Michael Phelps insieme alla compagna Nicole Johnson e al figlio Boomer, dopo la finale dei 200 farfalla a Rio de Janeiro (MARTIN BUREAU/AFP/Getty Images)
Phelps si è presentato a Rio de Janeiro come uno dei favoriti per vincere delle medaglie d’oro, ma le aspettative su di lui erano molto più basse rispetto a Pechino e Londra. Ha preparato queste Olimpiadi lasciando fuori alcune delle gare a cui aveva partecipato nelle scorse edizioni, per esempio i 400 misti: ha escluso le gare più lunghe perché sono quelle in cui può pagare l’età e la maggiore potenza di nuotatori più giovani di lui.
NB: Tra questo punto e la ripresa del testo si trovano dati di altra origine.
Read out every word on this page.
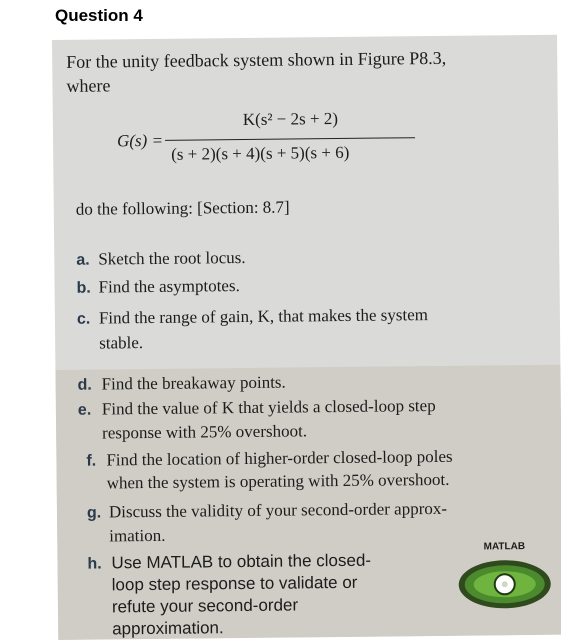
Question 4
For the unity feedback system shown in Figure P8.3,
where
G(s) =
K(s² − 2s + 2)
(s + 2)(s + 4)(s + 5)(s + 6)
do the following: [Section: 8.7]
a. Sketch the root locus.
b. Find the asymptotes.
c. Find the range of gain, K, that makes the system
stable.
d. Find the breakaway points.
e. Find the value of K that yields a closed-loop step
response with 25% overshoot.
f. Find the location of higher-order closed-loop poles
when the system is operating with 25% overshoot.
g. Discuss the validity of your second-order approx-
imation.
h. Use MATLAB to obtain the closed-
loop step response to validate or
refute your second-order
approximation.
MATLAB
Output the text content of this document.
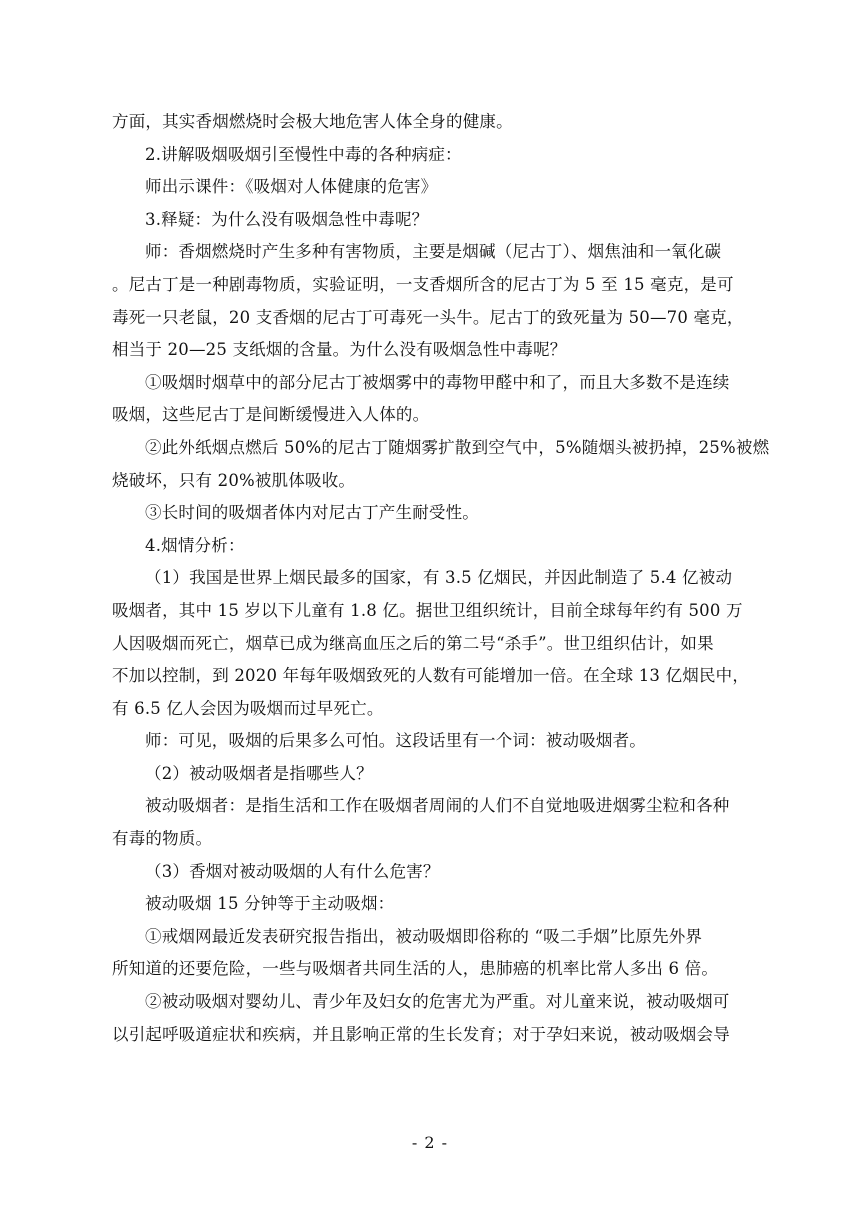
方面，其实香烟燃烧时会极大地危害人体全身的健康。
2.讲解吸烟吸烟引至慢性中毒的各种病症：
师出示课件：《吸烟对人体健康的危害》
3.释疑：为什么没有吸烟急性中毒呢？
师：香烟燃烧时产生多种有害物质，主要是烟碱（尼古丁）、烟焦油和一氧化碳
。尼古丁是一种剧毒物质，实验证明，一支香烟所含的尼古丁为 5 至 15 毫克，是可
毒死一只老鼠，20 支香烟的尼古丁可毒死一头牛。尼古丁的致死量为 50—70 毫克，
相当于 20—25 支纸烟的含量。为什么没有吸烟急性中毒呢？
①吸烟时烟草中的部分尼古丁被烟雾中的毒物甲醛中和了，而且大多数不是连续
吸烟，这些尼古丁是间断缓慢进入人体的。
②此外纸烟点燃后 50%的尼古丁随烟雾扩散到空气中，5%随烟头被扔掉，25%被燃
烧破坏，只有 20%被肌体吸收。
③长时间的吸烟者体内对尼古丁产生耐受性。
4.烟情分析：
（1）我国是世界上烟民最多的国家，有 3.5 亿烟民，并因此制造了 5.4 亿被动
吸烟者，其中 15 岁以下儿童有 1.8 亿。据世卫组织统计，目前全球每年约有 500 万
人因吸烟而死亡，烟草已成为继高血压之后的第二号“杀手”。世卫组织估计，如果
不加以控制，到 2020 年每年吸烟致死的人数有可能增加一倍。在全球 13 亿烟民中，
有 6.5 亿人会因为吸烟而过早死亡。
师：可见，吸烟的后果多么可怕。这段话里有一个词：被动吸烟者。
（2）被动吸烟者是指哪些人？
被动吸烟者：是指生活和工作在吸烟者周闹的人们不自觉地吸进烟雾尘粒和各种
有毒的物质。
（3）香烟对被动吸烟的人有什么危害？
被动吸烟 15 分钟等于主动吸烟：
①戒烟网最近发表研究报告指出，被动吸烟即俗称的 “吸二手烟”比原先外界
所知道的还要危险，一些与吸烟者共同生活的人，患肺癌的机率比常人多出 6 倍。
②被动吸烟对婴幼儿、青少年及妇女的危害尤为严重。对儿童来说，被动吸烟可
以引起呼吸道症状和疾病，并且影响正常的生长发育；对于孕妇来说，被动吸烟会导
- 2 -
A 31 anni, in queste Olimpiadi Phelps ha vinto quattro ori e un argento: oro nei 200 farfalla, nei 200 misti, nelle staffette 4×100 e 4×200 stile libero; argento nei 100 farfalla, dove è stato superato da un suo fan di dieci anni più giovane. È arrivato a 27 medaglie d’oro olimpiche, un risultato incredibile, ed è diventato il nuotatore più anziano ad avere vinto un oro olimpico in una gara individuale: ha anche superato il record di ori individuali ottenuti alle Olimpiadi che resisteva da 2.168 anni ed era detenuto da Leonida da Rodi (a anche questa è una storia notevole). Il momento in cui Phelps ha recuperato quel senso di imbattibilità che lo aveva circondato a Pechino è stato probabilmente nella gara dei 200 farfalla, molto attesa per la presenza di vasca di Chad le Clos: ancora lui. Phelps ha toccato il traguardo per primo, le Clos è arrivato quarto e poi è successo questo, parole del New Yorker: «All’inizio non ha sorriso, non ha festeggiato. Si è mosso a malapena. Poi, improvvisamente, ha chiuso i pugni e ha alzato le braccia, sembrava Poseidone. La folla ha urlato, sua madre ha cominciato a piangere e i giocatori della nazionale statunitense di basket, seduti in tribuna, si sono trasformati in tifosi sfegatati e festanti. Phelps è tornato a essere un dio, ed è stata una cosa buona».